5.Determine tan P – cot R:
$\tan P - \cot R = \frac{5}{12} - \frac{5}{12} = 0$.

Question 3: If $\sin A = \frac{3}{4}$, calculate $\cos A$ and $\tan A$.

Solution-
1.Given $\sin A = \frac{3}{4} = \frac{\text{Opposite Side}}{\text{Hypotenuse}}$. Let BC = 3k and AC = 4k.
2.Find the adjacent side AB using the Pythagoras theorem:
$AB = \sqrt{AC^2 - BC^2} = \sqrt{(4k)^2 - (3k)^2} = \sqrt{16k^2 - 9k^2} = \sqrt{7k^2} = k\sqrt{7}$.

3.Calculate $\cos A$:
$\cos A = \frac{\text{Adjacent Side}}{\text{Hypotenuse}} = \frac{AB}{AC} = \frac{k\sqrt{7}}{4k} = \frac{\sqrt{7}}{4}$.

4.Calculate $\tan A$:
$\tan A = \frac{\text{Opposite Side}}{\text{Adjacent Side}} = \frac{BC}{AB} = \frac{3k}{k\sqrt{7}} = \frac{3}{\sqrt{7}}$. (Alternatively, $\tan A = \frac{\sin A}{\cos A}$).

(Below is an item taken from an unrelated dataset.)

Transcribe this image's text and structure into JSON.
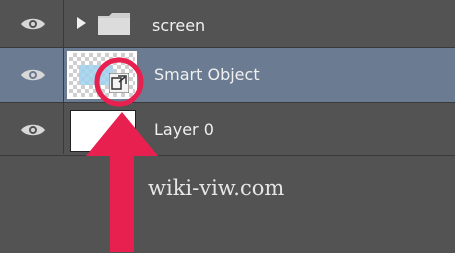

Question 4: Given 15 cot A = 8, find $\sin A$ and $\sec A$.

Solution-
1.Given $\cot A = \frac{8}{15} = \frac{\text{Adjacent Side (AB)}}{\text{Opposite Side (BC)}}$. Let AB = 8k and BC = 15k.
2.Find the hypotenuse AC using the Pythagoras theorem:
$AC = \sqrt{AB^2 + BC^2} = \sqrt{(8k)^2 + (15k)^2} = \sqrt{64k^2 + 225k^2} = \sqrt{289k^2} = 17k$.

3.Calculate $\sin A$:
$\sin A = \frac{\text{Opposite Side}}{\text{Hypotenuse}} = \frac{BC}{AC} = \frac{15k}{17k} = \frac{15}{17}$.

4.Calculate $\sec A$:
$\sec A = \frac{\text{Hypotenuse}}{\text{Adjacent Side}} = \frac{AC}{AB} = \frac{17k}{8k} = \frac{17}{8}$.

Question 5: Given $\sec \theta = \frac{13}{12}$, calculate all other trigonometric ratios.

Solution-
1.Given $\sec \theta = \frac{13}{12} = \frac{\text{Hypotenuse}}{\text{Adjacent Side}}$. Let Hypotenuse = 13k and Adjacent Side = 12k.
2.Find the Opposite Side using the Pythagoras theorem:
Opposite Side $= \sqrt{(13k)^2 - (12k)^2} = \sqrt{169k^2 - 144k^2} = \sqrt{25k^2} = 5k$.

3.Calculate the other ratios:
1.$\cos \theta = \frac{1}{\sec \theta} = \frac{12}{13}$.

2.$\sin \theta = \frac{\text{Opposite Side}}{\text{Hypotenuse}} = \frac{5k}{13k} = \frac{5}{13}$.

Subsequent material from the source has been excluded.